Army General Faces Court-Martial on Sex Charges
WASHINGTON -- An Army general will face court-martial on a series of sexual misconduct charges, including forcible sodomy, in connection with several illicit affairs, and could receive life in prison if convicted, the Army said Tuesday.
Included in the allegations against Brig. Gen. Jeffrey Sinclair are that he carried on affairs with and mistreated subordinate officers and later tried to impede the investigation of some of the offenses by deleting nude photos and other emails.
The case is the latest in a series of missteps by military leaders: At least five current and former generals at the rank of one-star or higher have been reprimanded or investigated for possible misconduct in recent months.
The five pages of allegations involved Sinclair's conduct with five women who were not his wife.
A 27-year Army veteran who served five combat tours, Sinclair is charged with eight crimes, including one count of forcible sodomy; two counts of wrongful sexual conduct; six counts of inappropriate sexual relationships, and eight counts of violating regulations. The charges involve activities when he was in Afghanistan, Iraq, Germany and at Fort Bragg, N.C., and they include violating what's known as General Order No. 1 -- possessing alcohol in a war zone.
Sinclair is also charged with disobeying orders, including an order from Maj. Gen. James Huggins, his superior officer, to cease contact with one of the women. The charges allege that Sinclair willfully disobeyed the order by calling the woman's phone.
Army officials said Tuesday that Lt. Gen. Daniel B. Allyn, commander of the 18th Airborne Corps, has referred the case to a general court-martial, and the arraignment is set for Jan. 22 at Fort Bragg, North Carolina.
The court-martial announcement was made early in the day Tuesday, but the charges were not released until much later. Throughout the Sinclair case, Army officials have been slow to release details of the allegations, which are routinely detailed in other cases -- usually involving soldiers of lower rank.
Sinclair could face life in prison if convicted on the most serious criminal offenses.
The female captain at the heart of the Sinclair case admitted she carried on a 3-year sexual relationship with Sinclair, who is married. Adultery is a crime under military law, and the admission could end her career.
She also testified at an evidentiary hearing early last month that she repeatedly tried to break off the affair with Sinclair, who she says threatened to kill her and her family if she told anyone about their frequent sexual liaisons in hotels, headquarters and war zones. The woman admitted she typically wanted to have sex with the general, though she said that on two occasions in Afghanistan he exposed himself and physically forced her to perform oral sex, even as she sobbed.
Although the allegations involve five women, she was the only one who says he used physical force.
Defense lawyers painted the female captain as a liar and a scorned lover who was trying to ruin Sinclair's life and military reputation.
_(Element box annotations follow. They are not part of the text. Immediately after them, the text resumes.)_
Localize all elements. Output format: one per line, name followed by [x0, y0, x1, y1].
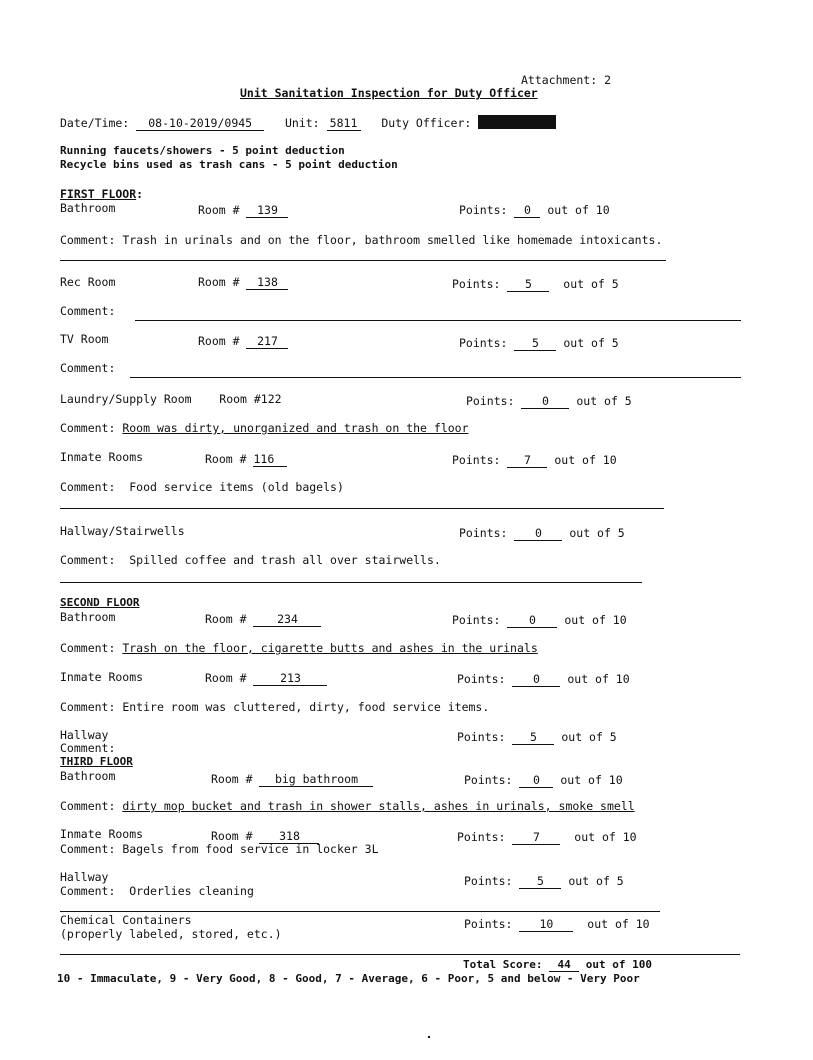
ff-rec-room-comment-label: Comment:: [60, 304, 116, 318]
sf-inmate-rooms-room: Room # 213: [205, 671, 327, 686]
tf-inmate-rooms-name: Inmate Rooms: [60, 827, 144, 841]
ff-bathroom-points: Points: 0 out of 10: [459, 203, 610, 217]
chemical-containers-points: Points: 10 out of 10: [464, 917, 650, 931]
sf-inmate-rooms-comment: Comment: Entire room was cluttered, dirty, food service items.: [60, 700, 490, 714]
duty-officer-label: Duty Officer:: [381, 116, 472, 130]
unit-label: Unit:: [284, 116, 320, 130]
ff-laundry-name: Laundry/Supply Room Room #122: [60, 392, 282, 406]
deduction-rule-2: Recycle bins used as trash cans - 5 point deduction: [60, 158, 398, 171]
comment-line: [135, 320, 741, 321]
ff-bathroom-room: Room # 139: [198, 203, 288, 218]
date-value: 08-10-2019/0945: [136, 117, 264, 131]
ff-laundry-points: Points: 0 out of 5: [466, 394, 632, 408]
date-time-row: [60, 115, 556, 131]
rating-scale: 10 - Immaculate, 9 - Very Good, 8 - Good, 7 - Average, 6 - Poor, 5 and below - Very Poor: [57, 972, 640, 985]
total-score: Total Score: 44 out of 100: [463, 958, 652, 971]
ff-inmate-rooms-name: Inmate Rooms: [60, 450, 144, 464]
tf-bathroom-name: Bathroom: [60, 769, 116, 783]
page-title: Unit Sanitation Inspection for Duty Officer: [240, 86, 538, 100]
redacted-officer-name: [478, 115, 556, 129]
ff-tv-room-name: TV Room: [60, 332, 109, 346]
sf-inmate-rooms-points: Points: 0 out of 10: [457, 672, 630, 686]
comment-line: [130, 377, 741, 378]
ff-tv-room-points: Points: 5 out of 5: [459, 336, 619, 350]
attachment-label: Attachment: 2: [521, 73, 612, 87]
sf-inmate-rooms-name: Inmate Rooms: [60, 670, 144, 684]
tf-hallway-comment: Comment: Orderlies cleaning: [60, 884, 254, 898]
ff-laundry-comment: Comment: Room was dirty, unorganized and trash on the floor: [60, 421, 469, 435]
tf-hallway-name: Hallway: [60, 870, 109, 884]
ff-hallway-name: Hallway/Stairwells: [60, 524, 185, 538]
ff-hallway-points: Points: 0 out of 5: [459, 526, 625, 540]
sf-hallway-points: Points: 5 out of 5: [457, 730, 617, 744]
sf-hallway-comment-label: Comment:: [60, 741, 116, 755]
scan-speck: [428, 1036, 430, 1038]
ff-bathroom-comment: Comment: Trash in urinals and on the floor, bathroom smelled like homemade intoxicants.: [60, 233, 663, 247]
sf-hallway-name: Hallway: [60, 728, 109, 742]
tf-inmate-rooms-points: Points: 7 out of 10: [457, 830, 637, 844]
tf-hallway-points: Points: 5 out of 5: [464, 874, 624, 888]
sf-bathroom-room: Room # 234: [205, 612, 321, 627]
ff-hallway-comment: Comment: Spilled coffee and trash all over stairwells.: [60, 553, 441, 567]
tf-inmate-rooms-comment: Comment: Bagels from food service in locker 3L: [60, 842, 379, 856]
ff-inmate-rooms-comment: Comment: Food service items (old bagels): [60, 480, 344, 494]
ff-tv-room-room: Room # 217: [198, 334, 288, 349]
date-label: Date/Time:: [60, 116, 130, 130]
ff-tv-room-comment-label: Comment:: [60, 361, 116, 375]
ff-inmate-rooms-points: Points: 7 out of 10: [452, 453, 617, 467]
divider: [60, 911, 660, 912]
chemical-containers-sub: (properly labeled, stored, etc.): [60, 927, 282, 941]
chemical-containers-name: Chemical Containers: [60, 913, 192, 927]
sf-bathroom-comment: Comment: Trash on the floor, cigarette butts and ashes in the urinals: [60, 641, 538, 655]
third-floor-heading: THIRD FLOOR: [60, 755, 133, 768]
ff-bathroom-name: Bathroom: [60, 201, 116, 215]
divider: [60, 582, 642, 583]
first-floor-heading: FIRST FLOOR:: [60, 187, 144, 201]
second-floor-heading: SECOND FLOOR: [60, 596, 140, 609]
sf-bathroom-points: Points: 0 out of 10: [452, 613, 627, 627]
tf-inmate-rooms-room: Room # 318: [211, 829, 319, 844]
deduction-rule-1: Running faucets/showers - 5 point deduction: [60, 144, 345, 157]
unit-value: 5811: [327, 117, 361, 131]
sf-bathroom-name: Bathroom: [60, 610, 116, 624]
ff-rec-room-points: Points: 5 out of 5: [452, 277, 619, 291]
divider: [60, 260, 666, 261]
tf-bathroom-room: Room # big bathroom: [211, 772, 373, 787]
ff-rec-room-name: Rec Room: [60, 275, 116, 289]
ff-rec-room-room: Room # 138: [198, 275, 288, 290]
ff-inmate-rooms-room: Room # 116: [205, 452, 287, 467]
tf-bathroom-points: Points: 0 out of 10: [464, 773, 623, 787]
divider: [60, 954, 740, 955]
divider: [60, 508, 664, 509]
tf-bathroom-comment: Comment: dirty mop bucket and trash in shower stalls, ashes in urinals, smoke smell: [60, 799, 635, 813]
During the hearings they characterized her as a "crazy" and manipulative "back-stabber" who blamed others for her mistakes.
The Associated Press does not publicly identify victims of alleged sexual assaults.
Two female officers who had served with Sinclair testified last month that they had given the general nude photos at his request.
His wife, Rebecca Sinclair, stayed away from the days-long military hearing but later went public with an opinion piece in The Washington Post. In that column she said she was not condoning her husband's infidelity, but she said that the decade of war has taken its toll on military couples and brought pressure on their marriages.
In an interview with the AP, Rebecca Sinclair said her husband called her last spring to tell her about the affair and allegations, and she said they were trying to mend their relationship.
Sinclair was deputy commander in charge of logistics and support for the 82nd Airborne Division in Afghanistan before being relieved in May during the criminal probe. He has been on special assignment since then at Fort Bragg.